Spoiler alert: sam would pack the lambda function into a docker image with specified runtime, so the function was invoked inside a docker container. Therefore, the host’s localhost should be reference as host.docker.internal.

I considered this was yet another WSL network routing issue, so I decided to give a try in macOS. By the way, I use nix, and home-manager to manage packages and dotfiles across WSL and macOS. The installation for vault failed due to the broken package, valgrind:

**error:** Package ‘valgrind-3.24.0’ in /nix/store/w25dkvl0vhdhngipf8pk8lqwy60cqbwc-nixpkgs/nixpkgs/pkgs/top-level/all-packages.nix:7751 is marked as broken, refusing to evaluate.

But the package was already removed from this change, how could I remove a uninstalled package?

Info

In the retrospect, I considered this might result from the nix-shell? The valgrind was referenced in the llvm shell, and the recent update broke it? It was still a myth to me.

I recalled nixOS supported rollback, though home-manager does not official support this feature, home-manager generation will list the recent generations; and I could run the activate method to rollback. I tried couple recent generations, but still encountered the same error, so I decided to go deep, rollbacked to a generation built two years ago, maybe we could use the similar strategy as git bisect to identify the issue?

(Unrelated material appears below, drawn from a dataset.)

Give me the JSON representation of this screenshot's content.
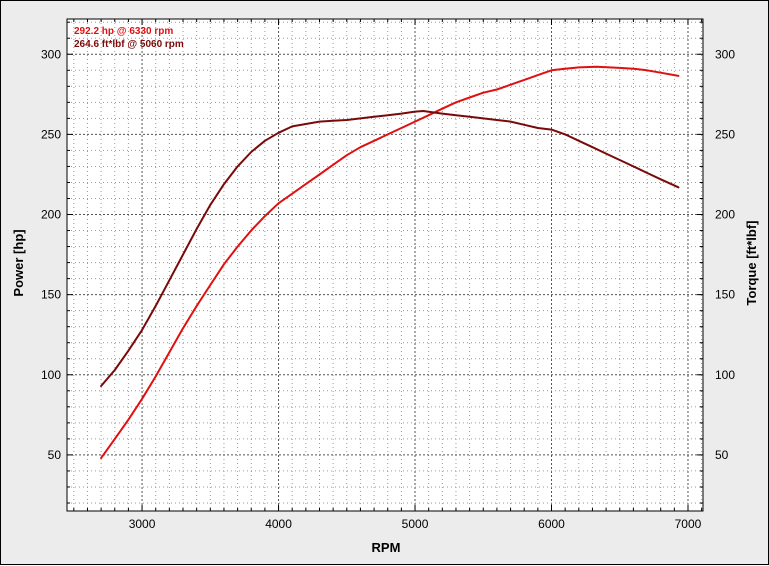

No, the home-manager complained missing dependencies, I considered maybe the packages referenced by the old generation was garbage collected? Could I just reinstall the home-manager to address this issue?

Warning

Until this moment, I still had a viable command line, the next operation was a one-way door that I must proceed to fix the issue!

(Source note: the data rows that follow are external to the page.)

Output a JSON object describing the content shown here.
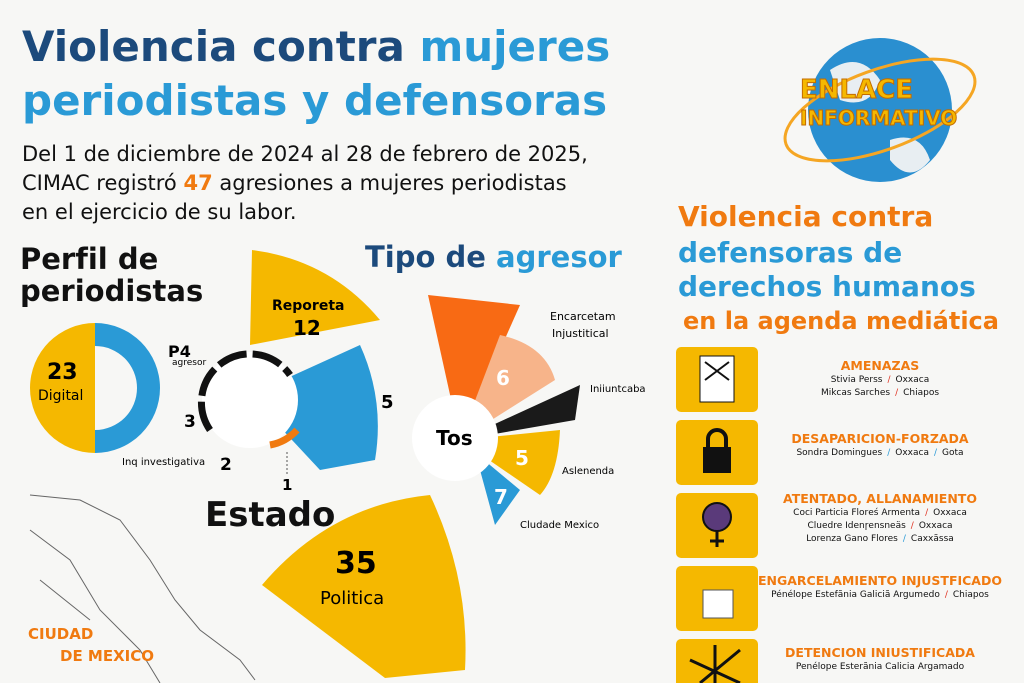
{
  "header": {
    "title_a": "Violencia contra",
    "title_b": "mujeres",
    "title_line2": "periodistas y defensoras",
    "intro_1": "Del 1 de diciembre de 2024 al 28 de febrero de 2025,",
    "intro_2a": "CIMAC registró",
    "intro_2b": "47",
    "intro_2c": "agresiones a mujeres periodistas",
    "intro_3": "en el ejercicio de su labor."
  },
  "logo": {
    "line1": "ENLACE",
    "line2": "INFORMATIVO"
  },
  "perfil": {
    "title_1": "Perfil de",
    "title_2": "periodistas",
    "digital_value": "23",
    "digital_label": "Digital",
    "p4": "P4",
    "agresor": "agresor",
    "reporeta_label": "Reporeta",
    "reporeta_value": "12",
    "v5": "5",
    "v3": "3",
    "v2": "2",
    "v1": "1",
    "investigativa": "Inq investigativa"
  },
  "tipo": {
    "title_a": "Tipo de",
    "title_b": "agresor",
    "label_1": "Encarcetam",
    "label_1b": "Injustitical",
    "v6": "6",
    "label_2": "Iniiuntcaba",
    "v5": "5",
    "label_3": "Aslenenda",
    "v7": "7",
    "label_4": "Cludade Mexico",
    "center": "Tos"
  },
  "estado": {
    "title": "Estado",
    "value": "35",
    "label": "Politica",
    "map_label_1": "CIUDAD",
    "map_label_2": "DE MEXICO"
  },
  "defensoras": {
    "title_1": "Violencia contra",
    "title_2": "defensoras de",
    "title_3": "derechos humanos",
    "title_4": "en la agenda mediática",
    "items": [
      {
        "title": "AMENAZAS",
        "lines": [
          [
            "Stivia Perss",
            "Oxxaca"
          ],
          [
            "Mikcas Sarches",
            "Chiapos"
          ]
        ]
      },
      {
        "title": "DESAPARICION-FORZADA",
        "lines": [
          [
            "Sondra Domingues",
            "Oxxaca",
            "Gota"
          ]
        ]
      },
      {
        "title": "ATENTADO, ALLANAMIENTO",
        "lines": [
          [
            "Coci Particia Florеś Armenta",
            "Oxxaca"
          ],
          [
            "Cluedre Idenɼensneäs",
            "Oxxaca"
          ],
          [
            "Lorenza Gano Flores",
            "Caxxãssa"
          ]
        ]
      },
      {
        "title": "ENGARCELAMIENTO INJUSTFICADO",
        "lines": [
          [
            "Pénélope Estefãnia Galiciã Argumedo",
            "Chiapos"
          ]
        ]
      },
      {
        "title": "DETENCION INIUSTIFICADA",
        "lines": [
          [
            "Penélope Esterãnia Calicia Argamado"
          ]
        ]
      }
    ]
  }
}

I tried removing the home-manager

nix-env -e home-manager-path

The command line nuked packages installed by home-manager, em, including the zsh shell I was using. Any new shell session would immediately crash due to the missing zsh component, such as starship. It was already 11pm, but I had to fix this issue to have a workable environment for tomorrow’s development!

Restore the nix store

First, I launched the Terminal, and run New Command , /bin/bash then switch the shell: chsh -s /bin/bash, finally I had a working shell to start with.

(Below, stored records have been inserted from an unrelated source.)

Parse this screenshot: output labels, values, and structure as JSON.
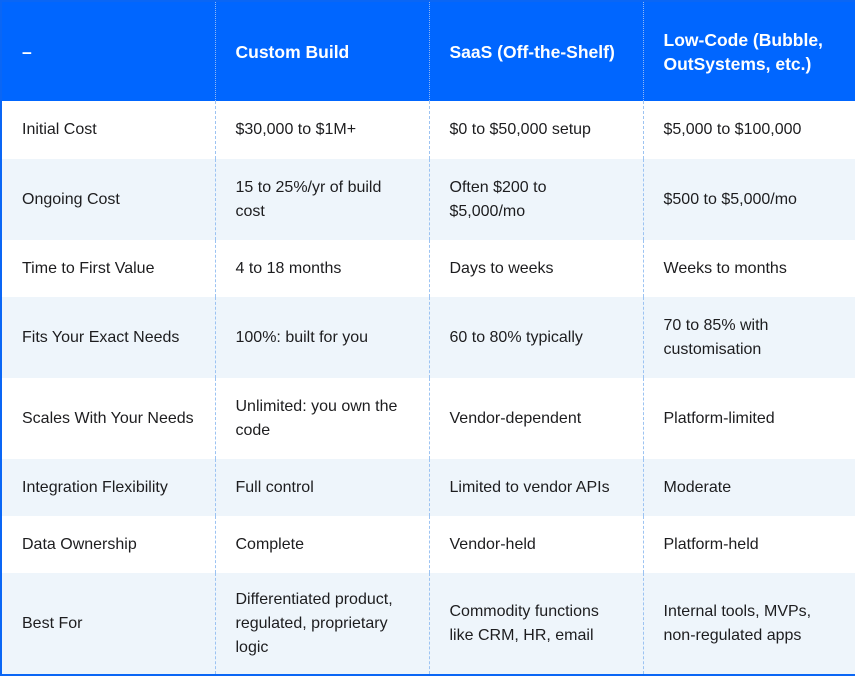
{
  "headers": [
    "–",
    "Custom Build",
    "SaaS (Off-the-Shelf)",
    "Low-Code (Bubble, OutSystems, etc.)"
  ],
  "rows": [
    {
      "label": "Initial Cost",
      "cells": [
        "$30,000 to $1M+",
        "$0 to $50,000 setup",
        "$5,000 to $100,000"
      ]
    },
    {
      "label": "Ongoing Cost",
      "cells": [
        "15 to 25%/yr of build cost",
        "Often $200 to $5,000/mo",
        "$500 to $5,000/mo"
      ]
    },
    {
      "label": "Time to First Value",
      "cells": [
        "4 to 18 months",
        "Days to weeks",
        "Weeks to months"
      ]
    },
    {
      "label": "Fits Your Exact Needs",
      "cells": [
        "100%: built for you",
        "60 to 80% typically",
        "70 to 85% with customisation"
      ]
    },
    {
      "label": "Scales With Your Needs",
      "cells": [
        "Unlimited: you own the code",
        "Vendor-dependent",
        "Platform-limited"
      ]
    },
    {
      "label": "Integration Flexibility",
      "cells": [
        "Full control",
        "Limited to vendor APIs",
        "Moderate"
      ]
    },
    {
      "label": "Data Ownership",
      "cells": [
        "Complete",
        "Vendor-held",
        "Platform-held"
      ]
    },
    {
      "label": "Best For",
      "cells": [
        "Differentiated product, regulated, proprietary logic",
        "Commodity functions like CRM, HR, email",
        "Internal tools, MVPs, non-regulated apps"
      ]
    }
  ]
}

I needed a nix environment, so I ran the official install script several times thanks to the NixOS/nix#10892 issue in macOS 15 Sequoia. Since I already ran the migration script discussed in the thread, I needed to delete those users to make the script happy:

dscl . list /Users UniqueID | grep -E '\b_nixbld' | cut -d' ' -f1 | xargs -L 1 -I{} sudo dscl . delete  "/Users/{}"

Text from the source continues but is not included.